America’s Promise Alliance is an organization, founded in 1997 with the support from former Secretary of State Colin Powell and previous presidents: Nancy Reagan (standing in for her husband Ronald Reagan), Gerald Ford, Jimmy Carter, George H.W. Bush, and Bill Clinton. The organization strives to create places and situations for students to succeed.
Their report, Expanded Learning, Expanded Opportunities, highlighted the community efforts and the six critical lessons gained from the project as a whole. The four communities that were the focus included:
- Grand Rapids, Michigan – they created a new network of community collaborations that worked in their school districts to tutor and mentor students.
- Louisville, Kentucky – where they sought to expand capacity and participation in their community. Through this expansion, they hoped to raise awareness about programs and resources available.
- Memphis, Tennessee – where they used innovation from the outside to help their schools on the inside. They called it the “Memphis Model” and had programs such as Peer Power.
- Rochester, New York – schools redesigned the learning day, incorporating community organizations into the normal school day for expanded opportunities for their students.
From these case studies, I think the biggest lesson they learned was about community collaboration and support. Their first critical lesson is that collaboration is key, but it’s a lot of hard work. However, when you leverage the resources you have and work towards a greater goal, there is a better chance of making a sustaining impact.
That’s where libraries can come in. I’ve written a bit on studies about after-school programs during my year blogging for YALSA. I kept asking questions to librarians in the field about how their libraries could play a role in after-school programming. However, after reading this report, I want to flip that question: how does the library become a key collaborator and partner? How do we engage actively with our community, especially our schools, and find ways to work within a district? How can we help raise and expand capacity within our libraries which will hopefully spread throughout the community? That might mean we need to “turn outward” (the buzzword right now) and do engagement outside the walls of our physical library space.

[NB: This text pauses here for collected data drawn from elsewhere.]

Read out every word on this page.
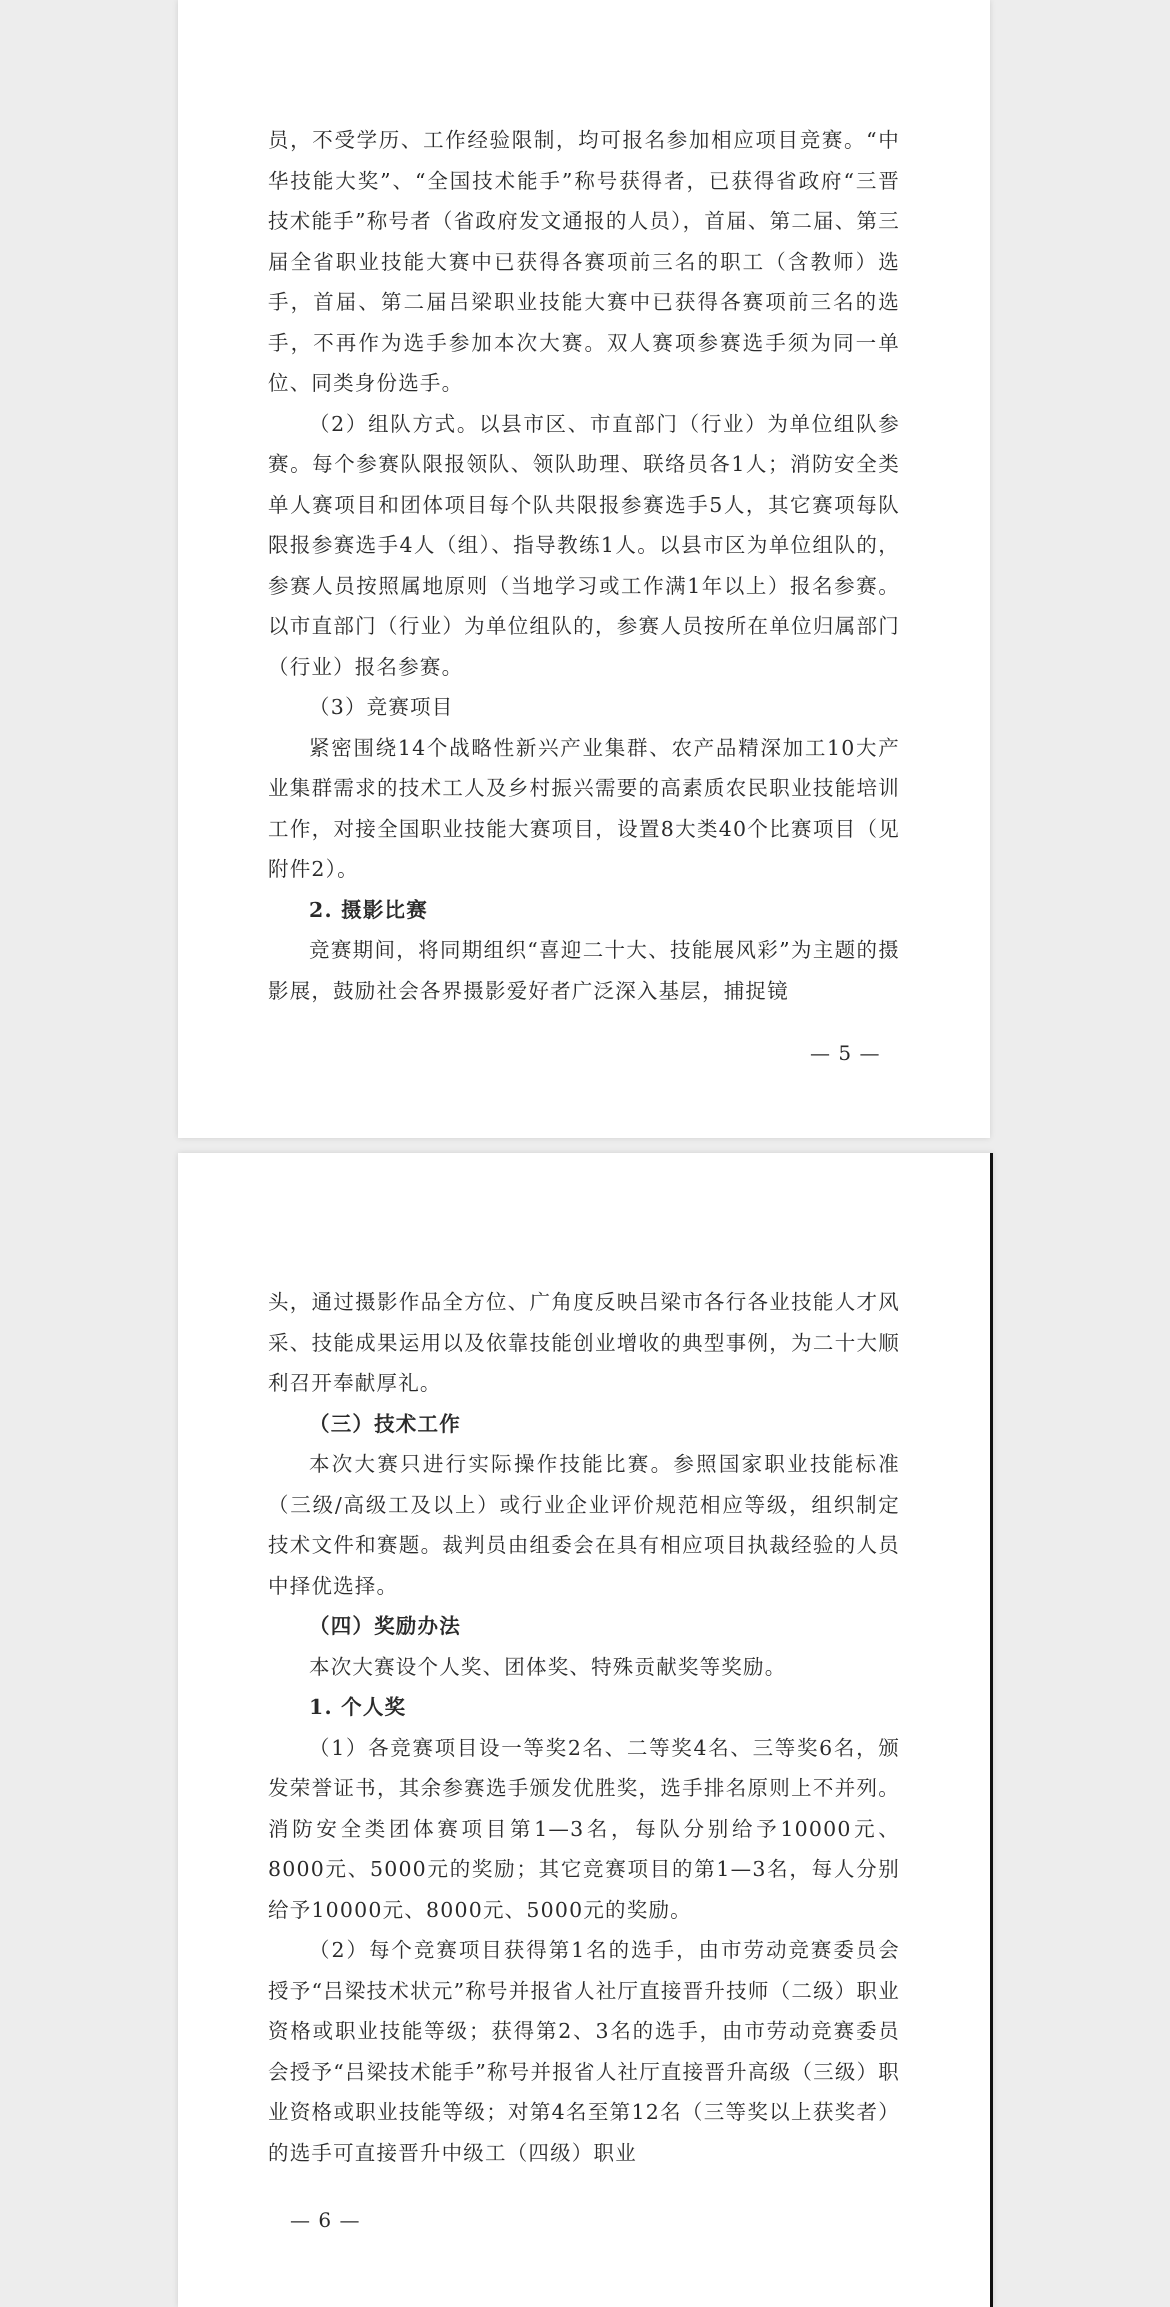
员，不受学历、工作经验限制，均可报名参加相应项目竞赛。“中华技能大奖”、“全国技术能手”称号获得者，已获得省政府“三晋技术能手”称号者（省政府发文通报的人员），首届、第二届、第三届全省职业技能大赛中已获得各赛项前三名的职工（含教师）选手，首届、第二届吕梁职业技能大赛中已获得各赛项前三名的选手，不再作为选手参加本次大赛。双人赛项参赛选手须为同一单位、同类身份选手。

（2）组队方式。以县市区、市直部门（行业）为单位组队参赛。每个参赛队限报领队、领队助理、联络员各1人；消防安全类单人赛项目和团体项目每个队共限报参赛选手5人，其它赛项每队限报参赛选手4人（组）、指导教练1人。以县市区为单位组队的，参赛人员按照属地原则（当地学习或工作满1年以上）报名参赛。以市直部门（行业）为单位组队的，参赛人员按所在单位归属部门（行业）报名参赛。

（3）竞赛项目

紧密围绕14个战略性新兴产业集群、农产品精深加工10大产业集群需求的技术工人及乡村振兴需要的高素质农民职业技能培训工作，对接全国职业技能大赛项目，设置8大类40个比赛项目（见附件2）。

2. 摄影比赛

竞赛期间，将同期组织“喜迎二十大、技能展风彩”为主题的摄影展，鼓励社会各界摄影爱好者广泛深入基层，捕捉镜

— 5 —

头，通过摄影作品全方位、广角度反映吕梁市各行各业技能人才风采、技能成果运用以及依靠技能创业增收的典型事例，为二十大顺利召开奉献厚礼。

（三）技术工作

本次大赛只进行实际操作技能比赛。参照国家职业技能标准（三级/高级工及以上）或行业企业评价规范相应等级，组织制定技术文件和赛题。裁判员由组委会在具有相应项目执裁经验的人员中择优选择。

（四）奖励办法

本次大赛设个人奖、团体奖、特殊贡献奖等奖励。

1. 个人奖

（1）各竞赛项目设一等奖2名、二等奖4名、三等奖6名，颁发荣誉证书，其余参赛选手颁发优胜奖，选手排名原则上不并列。消防安全类团体赛项目第1—3名，每队分别给予10000元、8000元、5000元的奖励；其它竞赛项目的第1—3名，每人分别给予10000元、8000元、5000元的奖励。

（2）每个竞赛项目获得第1名的选手，由市劳动竞赛委员会授予“吕梁技术状元”称号并报省人社厅直接晋升技师（二级）职业资格或职业技能等级；获得第2、3名的选手，由市劳动竞赛委员会授予“吕梁技术能手”称号并报省人社厅直接晋升高级（三级）职业资格或职业技能等级；对第4名至第12名（三等奖以上获奖者）的选手可直接晋升中级工（四级）职业

— 6 —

And YALSA has lots to say on community collaboration. From our Wiki section devoted to partnerships, to simply searching the YALSA blog with the tag of “collaboration” brings up great articles and examples from the past. The idea of collaboration even ties into the national campaign ALA is devoting time and energy to, Libraries Transform. (And even more specifically with ALA’s collaboration with the Harwood Institute, Libraries Transforming Communities).
My experience so-far in graduate school and my work experiences show that engagement works best when you are actively present and willing to listen. It seems in these case studies that community involvement was constant and this will hopefully lead to a sustained effort. What is important is that once connections are made, they still require work to keep those relationships vibrant. Every day we can have the choice to strengthen relationships and that takes time and effort. But as we can see from these case studies, it’s worth it.
America’s Promise Alliance also released a study this October looking at mentorships with high school students. There’s an interesting article from Huffington Post about one of the students who took part in the mentorship and I think this study is a nice compliment to their expanded learning report.
What do others think of these studies and how do you see your library engaging with the community as a whole?